Contrary to my diatribe-filled first paragraph, I actually didn’t mind Juno so much. Granted, the soundtrack had me casting around to see what sort of theater-floor refuse I could jam into my ears, and I did eventually tire of Juno’s notoriously clever-for-clever’s-sake quips, but the acting was solid across the board (Garner and Simmons in particular), and I thought the story was sweet and likeable. But if Roger Ebert’s four-star review didn’t carry me through the movie, Paige certainly did.

Though very, very "indie," I liked Juno, at least enough to be disappointed when it lost to No Country For Old Men in the 2007 Oscars.

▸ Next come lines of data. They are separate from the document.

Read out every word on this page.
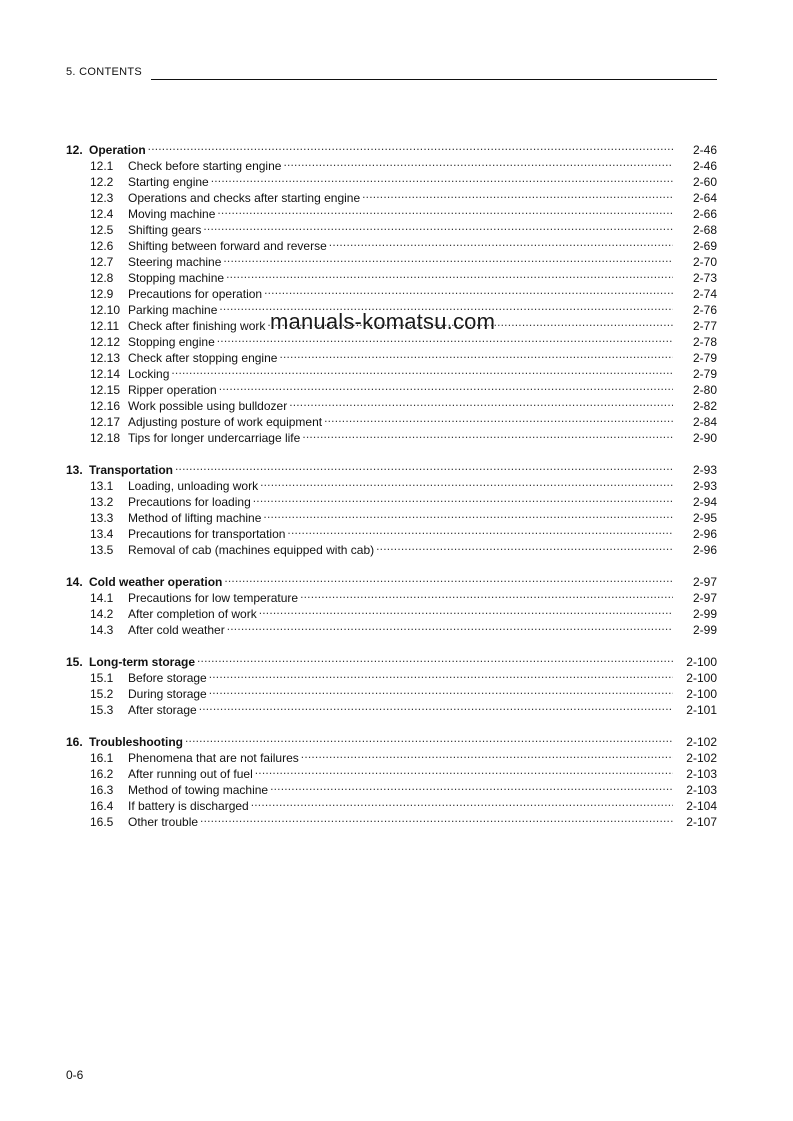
5. CONTENTS
12. Operation .....	2-46
12.1	Check before starting engine .....	2-46
12.2	Starting engine .....	2-60
12.3	Operations and checks after starting engine .....	2-64
12.4	Moving machine .....	2-66
12.5	Shifting gears .....	2-68
12.6	Shifting between forward and reverse .....	2-69
12.7	Steering machine .....	2-70
12.8	Stopping machine .....	2-73
12.9	Precautions for operation .....	2-74
12.10 Parking machine .....	2-76
12.11 Check after finishing work .....	2-77
12.12 Stopping engine .....	2-78
12.13 Check after stopping engine .....	2-79
12.14 Locking .....	2-79
12.15 Ripper operation .....	2-80
12.16 Work possible using bulldozer .....	2-82
12.17 Adjusting posture of work equipment .....	2-84
12.18 Tips for longer undercarriage life .....	2-90
13. Transportation .....	2-93
13.1	Loading, unloading work .....	2-93
13.2	Precautions for loading .....	2-94
13.3	Method of lifting machine .....	2-95
13.4	Precautions for transportation .....	2-96
13.5	Removal of cab (machines equipped with cab) .....	2-96
14. Cold weather operation .....	2-97
14.1	Precautions for low temperature .....	2-97
14.2	After completion of work .....	2-99
14.3	After cold weather .....	2-99
15. Long-term storage .....	2-100
15.1	Before storage .....	2-100
15.2	During storage .....	2-100
15.3	After storage .....	2-101
16. Troubleshooting .....	2-102
16.1	Phenomena that are not failures .....	2-102
16.2	After running out of fuel .....	2-103
16.3	Method of towing machine .....	2-103
16.4	If battery is discharged .....	2-104
16.5	Other trouble .....	2-107
manuals-komatsu.com
0-6
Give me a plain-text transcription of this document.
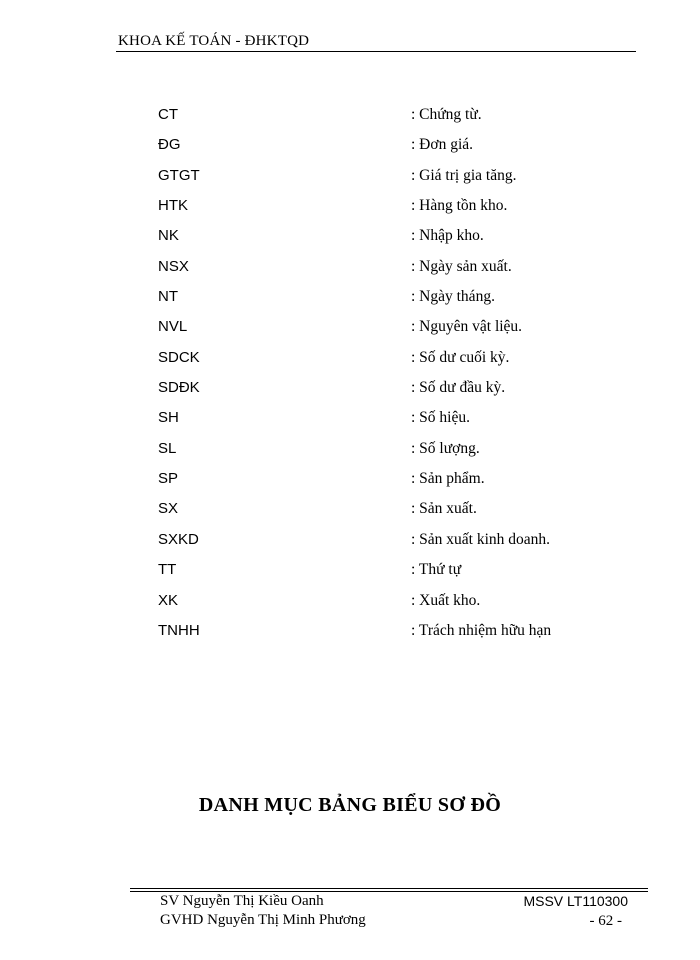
KHOA KẾ TOÁN - ĐHKTQD
CT	: Chứng từ.
ĐG	: Đơn giá.
GTGT	: Giá trị gia tăng.
HTK	: Hàng tồn kho.
NK	: Nhập kho.
NSX	: Ngày sản xuất.
NT	: Ngày tháng.
NVL	: Nguyên vật liệu.
SDCK	: Số dư cuối kỳ.
SDĐK	: Số dư đầu kỳ.
SH	: Số hiệu.
SL	: Số lượng.
SP	: Sản phẩm.
SX	: Sản xuất.
SXKD	: Sản xuất kinh doanh.
TT	: Thứ tự
XK	: Xuất kho.
TNHH	: Trách nhiệm hữu hạn
DANH MỤC BẢNG BIỂU SƠ ĐỒ
SV Nguyễn Thị Kiều Oanh
GVHD Nguyễn Thị Minh Phương
MSSV LT110300
- 62 -
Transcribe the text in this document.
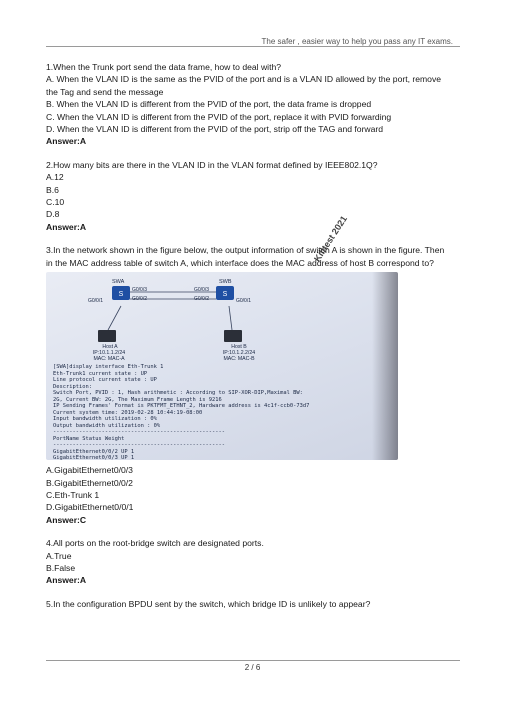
The safer , easier way to help you pass any IT exams.
1.When the Trunk port send the data frame, how to deal with?
A. When the VLAN ID is the same as the PVID of the port and is a VLAN ID allowed by the port, remove
the Tag and send the message
B. When the VLAN ID is different from the PVID of the port, the data frame is dropped
C. When the VLAN ID is different from the PVID of the port, replace it with PVID forwarding
D. When the VLAN ID is different from the PVID of the port, strip off the TAG and forward
Answer:A
2.How many bits are there in the VLAN ID in the VLAN format defined by IEEE802.1Q?
A.12
B.6
C.10
D.8
Answer:A
3.In the network shown in the figure below, the output information of switch A is shown in the figure. Then
in the MAC address table of switch A, which interface does the MAC address of host B correspond to?
S	S
SWA	SWB
G0/0/3
G0/0/2
G0/0/1
G0/0/3
G0/0/2	G0/0/1
Host A
IP:10.1.1.2/24
MAC: MAC-A
Host B
IP:10.1.2.2/24
MAC: MAC-B
[SWA]display interface Eth-Trunk 1
Eth-Trunk1 current state : UP
Line protocol current state : UP
Description:
Switch Port, PVID : 1, Hash arithmetic : According to SIP-XOR-DIP,Maximal BW:
2G, Current BW: 2G, The Maximum Frame Length is 9216
IP Sending Frames' Format is PKTFMT_ETHNT_2, Hardware address is 4c1f-ccb0-73d7
Current system time: 2019-02-28 10:44:19-08:00
Input bandwidth utilization : 0%
Output bandwidth utilization : 0%
-----------------------------------------------------
PortName Status Weight
-----------------------------------------------------
GigabitEthernet0/0/2 UP 1
GigabitEthernet0/0/3 UP 1
A.GigabitEthernet0/0/3
B.GigabitEthernet0/0/2
C.Eth-Trunk 1
D.GigabitEthernet0/0/1
Answer:C
4.All ports on the root-bridge switch are designated ports.
A.True
B.False
Answer:A
5.In the configuration BPDU sent by the switch, which bridge ID is unlikely to appear?
Killtest 2021
2 / 6
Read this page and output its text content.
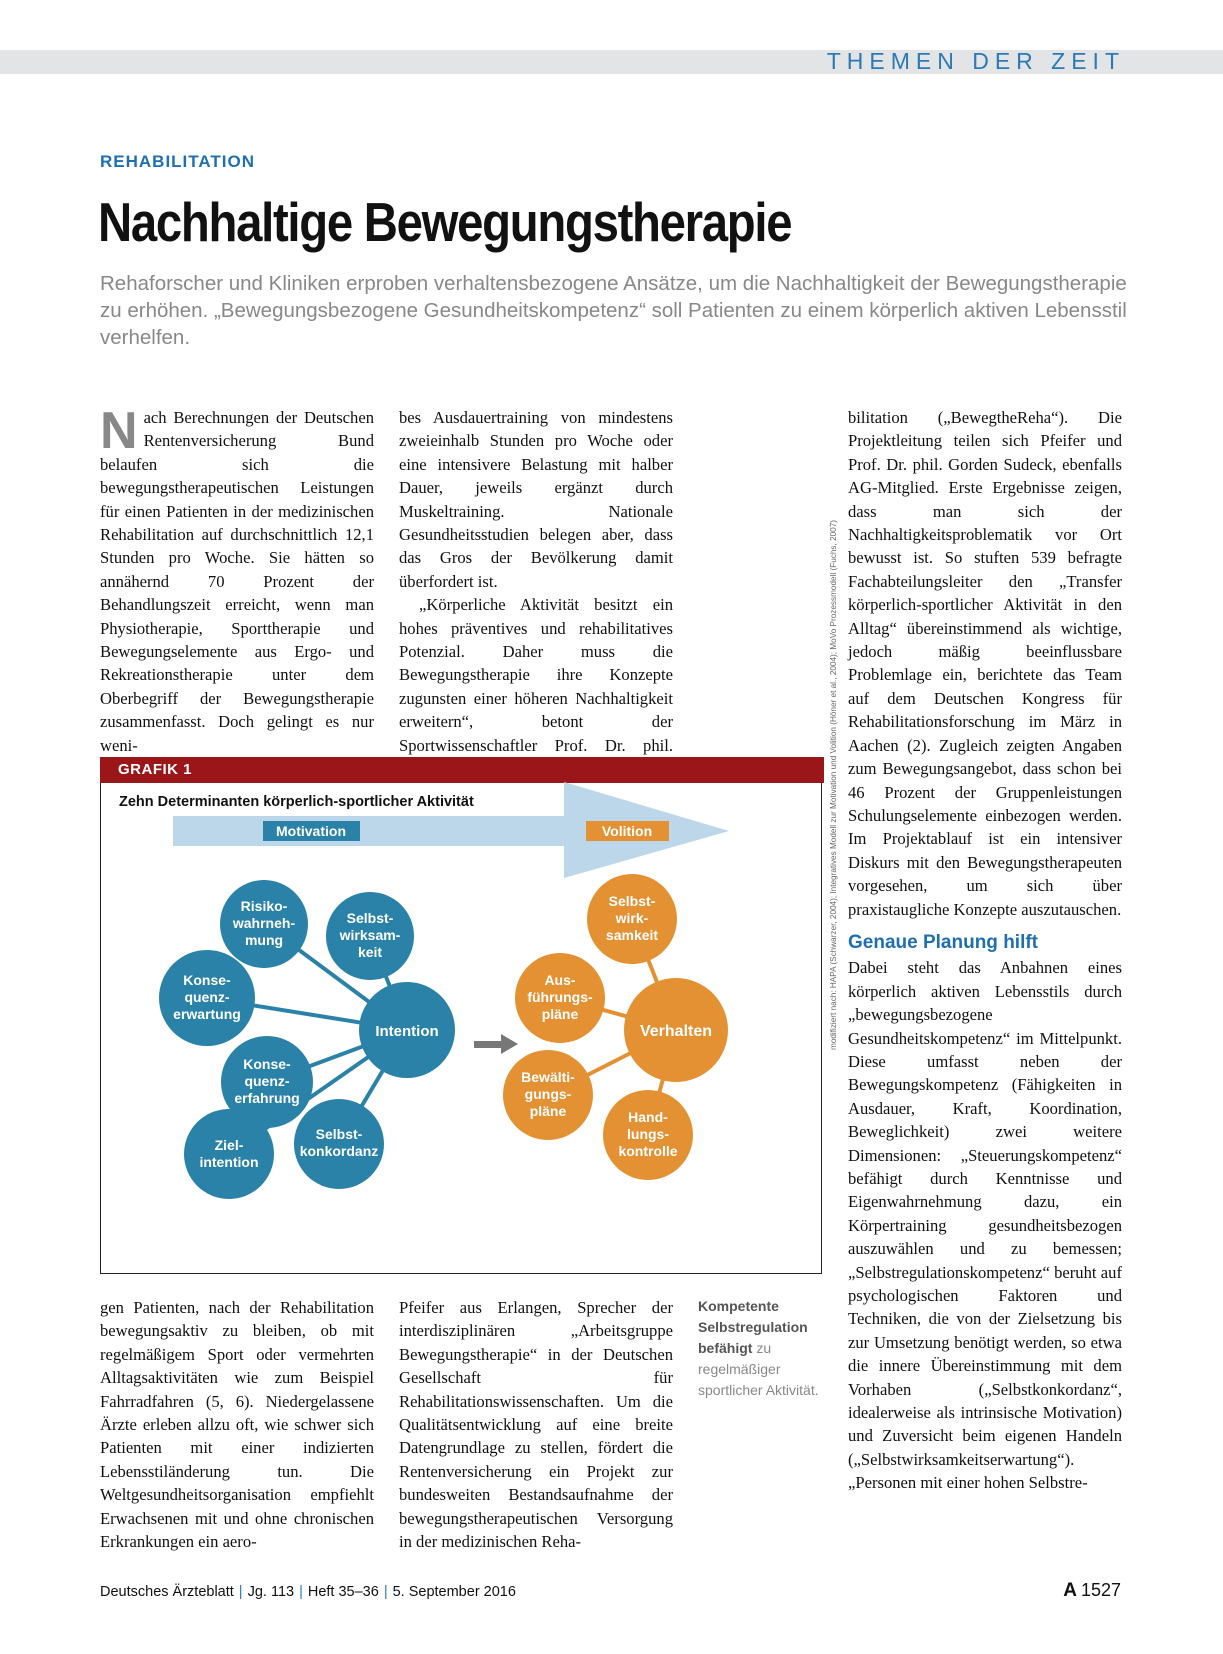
THEMEN DER ZEIT
REHABILITATION
Nachhaltige Bewegungstherapie
Rehaforscher und Kliniken erproben verhaltensbezogene Ansätze, um die Nachhaltigkeit der Bewegungstherapie zu erhöhen. „Bewegungsbezogene Gesundheitskompetenz“ soll Patienten zu einem körperlich aktiven Lebensstil verhelfen.

Nach Berechnungen der Deutschen Rentenversicherung Bund belaufen sich die bewegungstherapeutischen Leistungen für einen Patienten in der medizinischen Rehabilitation auf durchschnittlich 12,1 Stunden pro Woche. Sie hätten so annähernd 70 Prozent der Behandlungszeit erreicht, wenn man Physiotherapie, Sporttherapie und Bewegungselemente aus Ergo- und Rekreationstherapie unter dem Oberbegriff der Bewegungstherapie zusammenfasst. Doch gelingt es nur weni-

bes Ausdauertraining von mindestens zweieinhalb Stunden pro Woche oder eine intensivere Belastung mit halber Dauer, jeweils ergänzt durch Muskeltraining. Nationale Gesundheitsstudien belegen aber, dass das Gros der Bevölkerung damit überfordert ist.

„Körperliche Aktivität besitzt ein hohes präventives und rehabilitatives Potenzial. Daher muss die Bewegungstherapie ihre Konzepte zugunsten einer höheren Nachhaltigkeit erweitern“, betont der Sportwissenschaftler Prof. Dr. phil.

bilitation („BewegtheReha“). Die Projektleitung teilen sich Pfeifer und Prof. Dr. phil. Gorden Sudeck, ebenfalls AG-Mitglied. Erste Ergebnisse zeigen, dass man sich der Nachhaltigkeitsproblematik vor Ort bewusst ist. So stuften 539 befragte Fachabteilungsleiter den „Transfer körperlich-sportlicher Aktivität in den Alltag“ übereinstimmend als wichtige, jedoch mäßig beeinflussbare Problemlage ein, berichtete das Team auf dem Deutschen Kongress für Rehabilitationsforschung im März in Aachen (2). Zugleich zeigten Angaben zum Bewegungsangebot, dass schon bei 46 Prozent der Gruppenleistungen Schulungselemente einbezogen werden. Im Projektablauf ist ein intensiver Diskurs mit den Bewegungstherapeuten vorgesehen, um sich über praxistaugliche Konzepte auszutauschen.

Genaue Planung hilft

Dabei steht das Anbahnen eines körperlich aktiven Lebensstils durch „bewegungsbezogene Gesundheitskompetenz“ im Mittelpunkt. Diese umfasst neben der Bewegungskompetenz (Fähigkeiten in Ausdauer, Kraft, Koordination, Beweglichkeit) zwei weitere Dimensionen: „Steuerungskompetenz“ befähigt durch Kenntnisse und Eigenwahrnehmung dazu, ein Körpertraining gesundheitsbezogen auszuwählen und zu bemessen; „Selbstregulationskompetenz“ beruht auf psychologischen Faktoren und Techniken, die von der Zielsetzung bis zur Umsetzung benötigt werden, so etwa die innere Übereinstimmung mit dem Vorhaben („Selbstkonkordanz“, idealerweise als intrinsische Motivation) und Zuversicht beim eigenen Handeln („Selbstwirksamkeitserwartung“). „Personen mit einer hohen Selbstre-

GRAFIK 1
Zehn Determinanten körperlich-sportlicher Aktivität
Motivation	Volition
Risiko-wahrneh-mung
Selbst-wirksam-keit
Konse-quenz-erwartung
Intention
Konse-quenz-erfahrung
Ziel-intention
Selbst-konkordanz
Selbst-wirk-samkeit
Aus-führungs-pläne
Verhalten
Bewälti-gungs-pläne	Hand-lungs-kontrolle
modifiziert nach: HAPA (Schwarzer, 2004); Integratives Modell zur Motivation und Volition (Höner et al., 2004); MoVo Prozessmodell (Fuchs, 2007)

gen Patienten, nach der Rehabilitation bewegungsaktiv zu bleiben, ob mit regelmäßigem Sport oder vermehrten Alltagsaktivitäten wie zum Beispiel Fahrradfahren (5, 6). Niedergelassene Ärzte erleben allzu oft, wie schwer sich Patienten mit einer indizierten Lebensstiländerung tun. Die Weltgesundheitsorganisation empfiehlt Erwachsenen mit und ohne chronischen Erkrankungen ein aero-

Pfeifer aus Erlangen, Sprecher der interdisziplinären „Arbeitsgruppe Bewegungstherapie“ in der Deutschen Gesellschaft für Rehabilitationswissenschaften. Um die Qualitätsentwicklung auf eine breite Datengrundlage zu stellen, fördert die Rentenversicherung ein Projekt zur bundesweiten Bestandsaufnahme der bewegungstherapeutischen Versorgung in der medizinischen Reha-

Kompetente Selbstregulation befähigt zu regelmäßiger sportlicher Aktivität.
Deutsches Ärzteblatt | Jg. 113 | Heft 35–36 | 5. September 2016	A 1527
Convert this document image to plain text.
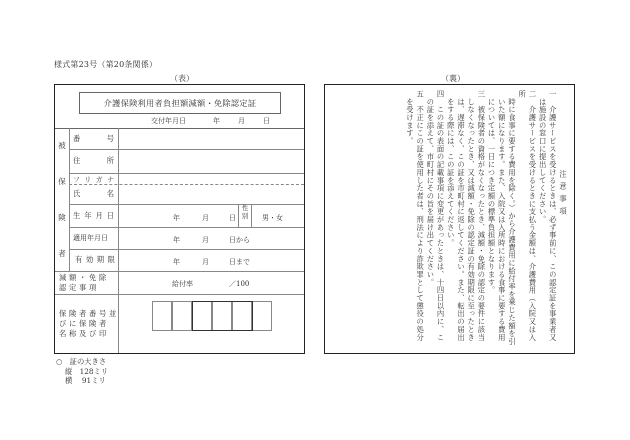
様式第23号（第20条関係）
（表）	（裏）
介護保険利用者負担額減額・免除認定証
交付年月日	年	月	日
被
保
険
者
番	号
住	所
フ リ ガ ナ
氏	名
生 年 月 日	年	月	日
性別 男・女
適用年月日	年	月	日から
有 効 期 限	年	月	日まで
減額・免除
認定事項	給付率	／100
保険者番号並
びに保険者
名称及び印
○　証の大きさ
縦　128ミリ
横　 91ミリ

注意事項

一　介護サービスを受けるときは、必ず事前に、この認定証を事業者又

　は施設の窓口に提出してください。

二　介護サービスを受けるときに支払う金額は、介護費用（入院又は入所

　時に食事に要する費用を除く。）から介護費用に給付率を乗じた額を引

　いた額になります。また、入院又は入所時における食事に要する費用

　については、一日につき定額の標準負担額となります。

三　被保険者の資格がなくなったとき、減額・免除の認定の要件に該当

　しなくなったとき、又は減額・免除の認定証の有効期限に至ったとき

　は、遅滞なく、この証を市町村に返してください。また、転出の届出

　をする際には、この証を添えてください。

四　この証の表面の記載事項に変更があったときは、十四日以内に、こ

　の証を添えて、市町村にその旨を届け出てください。

五　不正にこの証を使用した者は、刑法により詐欺罪として懲役の処分

　を受けます。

Paige’s Juno is the Kind Of Girl that Boys Like Me tend to gravitate towards: independent, strong women who probably don’t ultimately need male companionship, but like it all-the-same. Paige herself has a kind of offbeat cool about her, and she seems like someone I would want to chill out and listen to music with (but not Neko Case!). Rather than a pie-in-the-sky hottie like Megan Fox or Jessica Alba, Ellen Paige is a down-to-earth, regular girl, and I find that rather attractive.

There are other starlets who are more physically attractive, but Ellen Paige has the most appealing personality out of my celebrity crushes, an attraction point that runs much deeper for me. Now, if you’ll excuse me, I’m off to comb my bangs into my eyes and play some Fall Out Boy on Rock Band.